The New Oxford American Dictionary chose locavore as its 2007 Word of the Year. The locavore movement, as Oxford University Press describes it, encourages consumers to buy from farmers markets, even grow or pick their own food. The idea is that fresh local products are more nutritious and taste better.

Well, Amy Stewart is already set this to send this word of the year into retirement. She is the essayist today for our series, Oh Contraire.

Ms. AMY STEWART (Commentator; Author): Last summer, an invitation to a book festival encouraged me to visit the hospitality tent, where I would be served water, cookies and local fruit.

Must I be assured of an apple's pedigree weeks before I bite into it? Is it really necessary to flash one's locavore credentials before setting out something as mundane as a snack tray in a hospitality tent?

Now, I don't object to the eating locally grown food. I love those homegrown snap peas and farm-stand brandywines. But we've all become a little too pleased with ourselves and our newly reformed eating habits. All the fuss over the origin and early childhood experience of our broccoli is just another symptom of our deeply troubled relationship with food. Can't we just change the subject?
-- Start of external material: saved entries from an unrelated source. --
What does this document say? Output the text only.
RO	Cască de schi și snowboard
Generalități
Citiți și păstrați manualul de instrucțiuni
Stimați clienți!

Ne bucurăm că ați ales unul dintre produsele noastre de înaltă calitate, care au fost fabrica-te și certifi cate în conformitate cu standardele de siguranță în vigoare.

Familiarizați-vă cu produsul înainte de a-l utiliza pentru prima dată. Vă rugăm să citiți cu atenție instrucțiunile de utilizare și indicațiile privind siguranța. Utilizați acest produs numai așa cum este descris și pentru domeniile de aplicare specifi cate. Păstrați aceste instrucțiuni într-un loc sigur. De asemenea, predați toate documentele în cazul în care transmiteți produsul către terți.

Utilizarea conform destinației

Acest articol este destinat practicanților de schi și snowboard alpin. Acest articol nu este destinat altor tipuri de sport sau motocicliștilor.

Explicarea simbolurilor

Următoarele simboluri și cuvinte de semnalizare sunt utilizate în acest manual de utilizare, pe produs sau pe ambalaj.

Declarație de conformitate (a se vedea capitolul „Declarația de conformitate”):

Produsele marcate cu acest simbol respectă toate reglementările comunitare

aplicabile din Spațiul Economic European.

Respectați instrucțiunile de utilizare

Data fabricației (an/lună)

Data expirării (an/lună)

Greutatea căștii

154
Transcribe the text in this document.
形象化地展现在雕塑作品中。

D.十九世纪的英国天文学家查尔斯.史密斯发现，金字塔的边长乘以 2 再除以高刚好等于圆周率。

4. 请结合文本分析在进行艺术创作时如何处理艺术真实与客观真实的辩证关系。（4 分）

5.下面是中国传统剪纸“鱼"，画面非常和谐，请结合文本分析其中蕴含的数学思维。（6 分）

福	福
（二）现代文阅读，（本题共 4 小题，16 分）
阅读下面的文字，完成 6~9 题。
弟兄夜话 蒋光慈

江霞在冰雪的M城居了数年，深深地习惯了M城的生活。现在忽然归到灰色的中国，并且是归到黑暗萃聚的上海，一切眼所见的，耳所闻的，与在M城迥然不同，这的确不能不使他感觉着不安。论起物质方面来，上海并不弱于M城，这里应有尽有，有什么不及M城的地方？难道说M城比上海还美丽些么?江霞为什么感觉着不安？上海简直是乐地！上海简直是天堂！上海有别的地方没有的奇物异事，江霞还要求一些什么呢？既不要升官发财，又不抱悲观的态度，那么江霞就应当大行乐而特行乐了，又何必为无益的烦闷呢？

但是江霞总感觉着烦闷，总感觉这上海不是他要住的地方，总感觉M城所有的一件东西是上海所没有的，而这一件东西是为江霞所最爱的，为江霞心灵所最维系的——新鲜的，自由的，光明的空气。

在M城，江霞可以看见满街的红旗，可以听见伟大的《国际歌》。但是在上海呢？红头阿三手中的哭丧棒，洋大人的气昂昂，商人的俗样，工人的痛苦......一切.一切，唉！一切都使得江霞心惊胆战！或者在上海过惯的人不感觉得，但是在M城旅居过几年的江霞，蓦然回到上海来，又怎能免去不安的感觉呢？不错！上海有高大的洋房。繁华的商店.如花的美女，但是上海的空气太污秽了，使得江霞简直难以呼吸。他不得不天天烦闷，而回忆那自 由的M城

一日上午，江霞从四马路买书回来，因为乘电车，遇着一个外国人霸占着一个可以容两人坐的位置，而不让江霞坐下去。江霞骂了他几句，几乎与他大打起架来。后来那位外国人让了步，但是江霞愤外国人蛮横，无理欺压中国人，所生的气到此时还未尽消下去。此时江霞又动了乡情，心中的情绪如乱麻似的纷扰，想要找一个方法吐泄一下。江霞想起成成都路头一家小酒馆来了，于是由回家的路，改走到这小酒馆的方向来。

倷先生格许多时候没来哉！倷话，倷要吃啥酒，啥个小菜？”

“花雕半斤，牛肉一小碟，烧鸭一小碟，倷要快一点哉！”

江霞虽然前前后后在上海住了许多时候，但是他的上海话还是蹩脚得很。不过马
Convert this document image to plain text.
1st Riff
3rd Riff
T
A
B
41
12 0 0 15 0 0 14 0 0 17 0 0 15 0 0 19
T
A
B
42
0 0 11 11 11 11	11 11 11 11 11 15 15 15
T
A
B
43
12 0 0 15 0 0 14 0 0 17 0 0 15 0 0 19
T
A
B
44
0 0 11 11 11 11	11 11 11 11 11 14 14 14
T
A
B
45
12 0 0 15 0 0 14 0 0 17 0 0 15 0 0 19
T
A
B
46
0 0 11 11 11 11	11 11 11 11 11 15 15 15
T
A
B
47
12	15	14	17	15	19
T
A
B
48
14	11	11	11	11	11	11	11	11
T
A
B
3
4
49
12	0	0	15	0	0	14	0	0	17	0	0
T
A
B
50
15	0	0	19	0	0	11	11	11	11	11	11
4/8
I know how hard this will be. In some circles, dinner party guests have come to expect that every ingredient, down to the last fried sage leaf, will be duly catalogued and praised. But didn't dinner party conversation used to be about something other than dinner? Doesn't anyone gossip or tell dirty jokes anymore?

This will be especially hard for writers who are halfway through their my-year-of-eating-locally memoirs. Writers, I feel your pain. I know that your advance has already been spent on chicken coop construction and quixotic attempts at growing a coffee bush indoors. But it's not too late to come up with a new topic. Those of you who are serious about reducing your carbon emissions might try my year of riding public transportation or my year of turning down the thermostat.

Instead of regaling your readers with tales of pressing your own olive oil, you can recount your adventures with bus schedules and insulated duct work. Or how about my year of never ever talking about food not even once - the story of your offbeat quest to find something else to say at breakfast.

This moratorium applies to the media too. Isn't it time for reporters to stop following celebrity chefs through farmers markets as they squeeze melons and coo over speckled brown quail eggs? I don't mind chefs engaging in this sort of behavior. I just don't think it has to happen in front of a camera crew and a microphone. It's not newsworthy or interesting. It's just grocery shopping.

Our obsession with local food has gone far enough. We've heaped all our fears and anxieties onto the dinner plate. Climate change, globalization, agrichemicals, animal rights, food insecurity - these are heavy burdens to place on a lettuce leaf.

I'd like to go back to consuming my food rather than letting it consume me. Next year, I think we should all just shut up and eat.

(Soundbite of music)

NORRIS: Amy Stewart is the author of "Flower Confidential: The Good, the Bad, and the Beautiful in the Business of Flowers."